Beyond craftsmanship, what qualities do you think truly make a guitar special?
“It’s a guitar you don’t want to put down when you pick it up to play it. Every guy or girl who picks up a guitar will know that. It talks back to you. There’s always a new tone or sound you want to explore. You discover pretty quickly how the little details can affect the overall feel of it. It feels like it’s part of you. That’s pretty much it.”
Which players continue to inspire you today, particularly among the newer generation of guitarists?
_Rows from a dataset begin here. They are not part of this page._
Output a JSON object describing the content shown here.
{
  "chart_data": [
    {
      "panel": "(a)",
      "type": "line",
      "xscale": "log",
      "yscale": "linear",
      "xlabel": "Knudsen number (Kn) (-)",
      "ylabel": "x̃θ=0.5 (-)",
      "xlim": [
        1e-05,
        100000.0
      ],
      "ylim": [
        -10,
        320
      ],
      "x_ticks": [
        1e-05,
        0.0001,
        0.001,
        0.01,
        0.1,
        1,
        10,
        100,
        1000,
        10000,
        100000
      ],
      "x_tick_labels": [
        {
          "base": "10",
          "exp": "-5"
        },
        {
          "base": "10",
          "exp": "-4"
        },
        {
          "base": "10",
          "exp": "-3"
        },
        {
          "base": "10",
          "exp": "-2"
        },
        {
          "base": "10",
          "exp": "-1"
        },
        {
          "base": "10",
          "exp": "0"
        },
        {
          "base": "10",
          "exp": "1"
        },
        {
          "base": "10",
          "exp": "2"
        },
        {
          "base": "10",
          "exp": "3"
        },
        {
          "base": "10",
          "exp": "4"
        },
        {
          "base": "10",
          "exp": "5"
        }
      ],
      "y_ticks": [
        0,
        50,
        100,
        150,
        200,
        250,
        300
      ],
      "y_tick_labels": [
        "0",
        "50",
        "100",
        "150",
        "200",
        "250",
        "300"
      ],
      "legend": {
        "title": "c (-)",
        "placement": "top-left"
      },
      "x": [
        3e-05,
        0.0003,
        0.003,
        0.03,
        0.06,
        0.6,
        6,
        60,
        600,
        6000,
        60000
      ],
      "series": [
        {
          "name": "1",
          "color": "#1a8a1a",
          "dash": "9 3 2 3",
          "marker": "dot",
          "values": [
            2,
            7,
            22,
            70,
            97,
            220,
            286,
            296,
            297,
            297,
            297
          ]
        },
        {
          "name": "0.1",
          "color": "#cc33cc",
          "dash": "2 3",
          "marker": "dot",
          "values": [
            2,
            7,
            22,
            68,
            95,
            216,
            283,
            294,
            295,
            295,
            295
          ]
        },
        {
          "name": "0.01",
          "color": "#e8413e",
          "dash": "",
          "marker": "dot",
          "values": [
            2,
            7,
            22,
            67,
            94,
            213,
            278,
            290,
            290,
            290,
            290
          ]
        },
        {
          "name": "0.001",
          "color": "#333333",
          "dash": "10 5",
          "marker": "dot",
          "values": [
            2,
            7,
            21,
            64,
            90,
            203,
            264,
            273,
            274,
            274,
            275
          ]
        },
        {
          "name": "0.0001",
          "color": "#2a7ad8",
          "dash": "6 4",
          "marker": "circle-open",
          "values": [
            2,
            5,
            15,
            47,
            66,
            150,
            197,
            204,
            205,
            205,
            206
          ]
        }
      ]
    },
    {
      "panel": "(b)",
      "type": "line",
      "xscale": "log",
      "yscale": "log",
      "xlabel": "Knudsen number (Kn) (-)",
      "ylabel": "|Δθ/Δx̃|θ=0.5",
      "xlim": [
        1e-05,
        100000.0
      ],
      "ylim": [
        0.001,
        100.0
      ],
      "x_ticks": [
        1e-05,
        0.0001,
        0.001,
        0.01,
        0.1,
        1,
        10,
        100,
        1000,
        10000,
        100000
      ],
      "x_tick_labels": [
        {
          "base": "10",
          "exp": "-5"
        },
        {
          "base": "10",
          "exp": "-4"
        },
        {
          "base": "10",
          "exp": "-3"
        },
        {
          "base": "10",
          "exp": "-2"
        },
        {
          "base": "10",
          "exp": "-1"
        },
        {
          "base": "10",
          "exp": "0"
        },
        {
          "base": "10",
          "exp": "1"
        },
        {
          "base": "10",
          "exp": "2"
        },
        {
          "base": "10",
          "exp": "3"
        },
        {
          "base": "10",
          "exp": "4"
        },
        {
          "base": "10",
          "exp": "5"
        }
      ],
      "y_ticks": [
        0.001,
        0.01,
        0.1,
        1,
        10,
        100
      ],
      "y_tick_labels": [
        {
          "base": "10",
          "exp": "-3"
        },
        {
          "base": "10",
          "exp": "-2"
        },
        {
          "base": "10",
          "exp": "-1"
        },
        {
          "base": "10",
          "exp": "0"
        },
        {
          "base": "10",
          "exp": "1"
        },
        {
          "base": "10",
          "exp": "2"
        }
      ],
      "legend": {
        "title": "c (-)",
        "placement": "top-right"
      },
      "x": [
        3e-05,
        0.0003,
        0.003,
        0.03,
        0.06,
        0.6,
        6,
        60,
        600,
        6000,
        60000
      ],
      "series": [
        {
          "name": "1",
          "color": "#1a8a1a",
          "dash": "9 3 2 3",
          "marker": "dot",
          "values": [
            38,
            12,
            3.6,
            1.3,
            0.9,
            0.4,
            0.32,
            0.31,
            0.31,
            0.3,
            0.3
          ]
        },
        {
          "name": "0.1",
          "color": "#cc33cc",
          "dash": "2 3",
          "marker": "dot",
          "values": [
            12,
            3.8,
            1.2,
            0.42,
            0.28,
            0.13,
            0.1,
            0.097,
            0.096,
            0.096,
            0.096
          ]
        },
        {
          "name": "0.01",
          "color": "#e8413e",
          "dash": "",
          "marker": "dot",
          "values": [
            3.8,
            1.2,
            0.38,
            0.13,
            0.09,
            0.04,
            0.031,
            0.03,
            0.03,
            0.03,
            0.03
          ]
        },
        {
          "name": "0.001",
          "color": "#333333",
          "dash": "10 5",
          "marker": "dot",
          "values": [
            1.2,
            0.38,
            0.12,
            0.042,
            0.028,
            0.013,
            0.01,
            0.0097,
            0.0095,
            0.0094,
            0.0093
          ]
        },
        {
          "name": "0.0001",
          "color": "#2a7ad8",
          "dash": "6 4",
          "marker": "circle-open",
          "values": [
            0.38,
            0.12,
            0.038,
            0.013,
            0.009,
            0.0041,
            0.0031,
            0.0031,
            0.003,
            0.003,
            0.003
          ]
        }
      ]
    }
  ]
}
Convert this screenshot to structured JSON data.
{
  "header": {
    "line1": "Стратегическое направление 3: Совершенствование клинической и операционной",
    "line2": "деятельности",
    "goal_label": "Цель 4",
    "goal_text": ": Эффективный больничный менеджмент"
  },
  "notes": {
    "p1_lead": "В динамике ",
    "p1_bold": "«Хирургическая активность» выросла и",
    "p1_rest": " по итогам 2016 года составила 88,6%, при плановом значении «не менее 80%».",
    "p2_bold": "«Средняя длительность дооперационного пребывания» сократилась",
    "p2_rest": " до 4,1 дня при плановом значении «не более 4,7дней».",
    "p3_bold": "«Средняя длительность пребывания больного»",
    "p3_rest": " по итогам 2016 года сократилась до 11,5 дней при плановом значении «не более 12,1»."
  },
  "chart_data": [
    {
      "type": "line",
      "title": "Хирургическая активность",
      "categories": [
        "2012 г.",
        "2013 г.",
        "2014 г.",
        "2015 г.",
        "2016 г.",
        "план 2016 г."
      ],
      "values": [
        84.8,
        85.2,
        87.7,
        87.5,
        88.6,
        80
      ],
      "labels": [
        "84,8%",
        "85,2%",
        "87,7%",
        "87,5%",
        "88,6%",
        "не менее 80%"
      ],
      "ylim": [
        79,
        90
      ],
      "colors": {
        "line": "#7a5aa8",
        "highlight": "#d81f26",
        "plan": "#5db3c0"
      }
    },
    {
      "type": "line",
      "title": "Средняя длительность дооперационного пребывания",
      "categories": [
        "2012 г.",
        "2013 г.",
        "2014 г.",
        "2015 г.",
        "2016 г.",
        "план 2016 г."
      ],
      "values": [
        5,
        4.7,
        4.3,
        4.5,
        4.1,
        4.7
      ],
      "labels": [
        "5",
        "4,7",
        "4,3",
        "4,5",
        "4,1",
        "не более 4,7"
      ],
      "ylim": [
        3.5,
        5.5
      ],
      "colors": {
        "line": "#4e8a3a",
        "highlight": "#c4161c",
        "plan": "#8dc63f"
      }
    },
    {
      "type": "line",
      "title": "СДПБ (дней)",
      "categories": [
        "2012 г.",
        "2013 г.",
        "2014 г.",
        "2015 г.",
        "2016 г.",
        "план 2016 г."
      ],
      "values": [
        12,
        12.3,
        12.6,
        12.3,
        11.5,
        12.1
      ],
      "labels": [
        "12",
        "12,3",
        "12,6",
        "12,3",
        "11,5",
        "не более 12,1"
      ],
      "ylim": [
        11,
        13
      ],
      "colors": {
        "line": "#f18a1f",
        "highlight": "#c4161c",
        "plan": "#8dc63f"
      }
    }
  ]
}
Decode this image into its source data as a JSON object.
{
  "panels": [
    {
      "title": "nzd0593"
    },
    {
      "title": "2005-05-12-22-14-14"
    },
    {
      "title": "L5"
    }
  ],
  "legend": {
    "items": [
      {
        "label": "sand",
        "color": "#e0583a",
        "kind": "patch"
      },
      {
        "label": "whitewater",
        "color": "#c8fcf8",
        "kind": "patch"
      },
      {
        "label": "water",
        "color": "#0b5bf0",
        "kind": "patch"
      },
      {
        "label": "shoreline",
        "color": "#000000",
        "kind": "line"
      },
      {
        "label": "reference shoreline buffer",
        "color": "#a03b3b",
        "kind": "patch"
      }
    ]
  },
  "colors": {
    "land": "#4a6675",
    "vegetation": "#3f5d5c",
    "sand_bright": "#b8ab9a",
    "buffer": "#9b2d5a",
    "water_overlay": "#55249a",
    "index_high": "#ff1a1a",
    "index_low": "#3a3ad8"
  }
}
“Not much has changed. I still listen to any kind of music; there’s electronic music that’s really popular now and I’m influenced by a lot of the sounds they make and try to emulate some of those sounds; it’s inspiring. Jack White is a really inventive guitar player, of course. Lately I’ve been listening to Captain Beefheart, or the Mothers of Invention, music I listened to way, way back. Beefheart’s amazing. I’ve been listening to that a lot and driving everybody crazy lately.”
You can take a guitar to a beach party – you can’t do that with a piano… or a clarinet.
Joe Perry
What is it about the guitar that gives it such an emotional pull compared with other instruments?
“When I picked up that ukulele thing, there’s something about it that felt right in my hands. I’ve thought a lot about it. It’s a polyphonic instrument – you can play chords on it, you can play solos on it and anything in between. It’s portable. When you’d walk down the street aged 17 or 18, people would always ask you about it. There’s the sounds it makes.
“It came into its own when it became electric and when Jimi and those guys got their hands on it, it morphed into a whole other thing.
“It’s a versatile instrument on many levels. To get that impact sonically, used to take a 100-piece orchestra and now you can get that with one guitar. Obviously you need an amp or a PA system! Then you’re filling a 15,000 seat arena or a 50,000 seat stadium with this incredible sound. It’s the versatility of it and you can take it anywhere. You can take it to a beach party – you can’t do that with a piano… or a clarinet.”
For someone buying their first guitar today, what do you think matters most when starting out?
“It’s about the guitar finding you. Stick with it. There’s a learning curve on any instrument. It’s not that painful, stretching to get some of the chords. You’ve got to build up your callouses. Now, with light strings, even the least expensive beginners guitars are a lot more comfortable playing than the student guitar I had. My fingers hurt for weeks. If you’ve got the drive to get through that, you’re on your way.”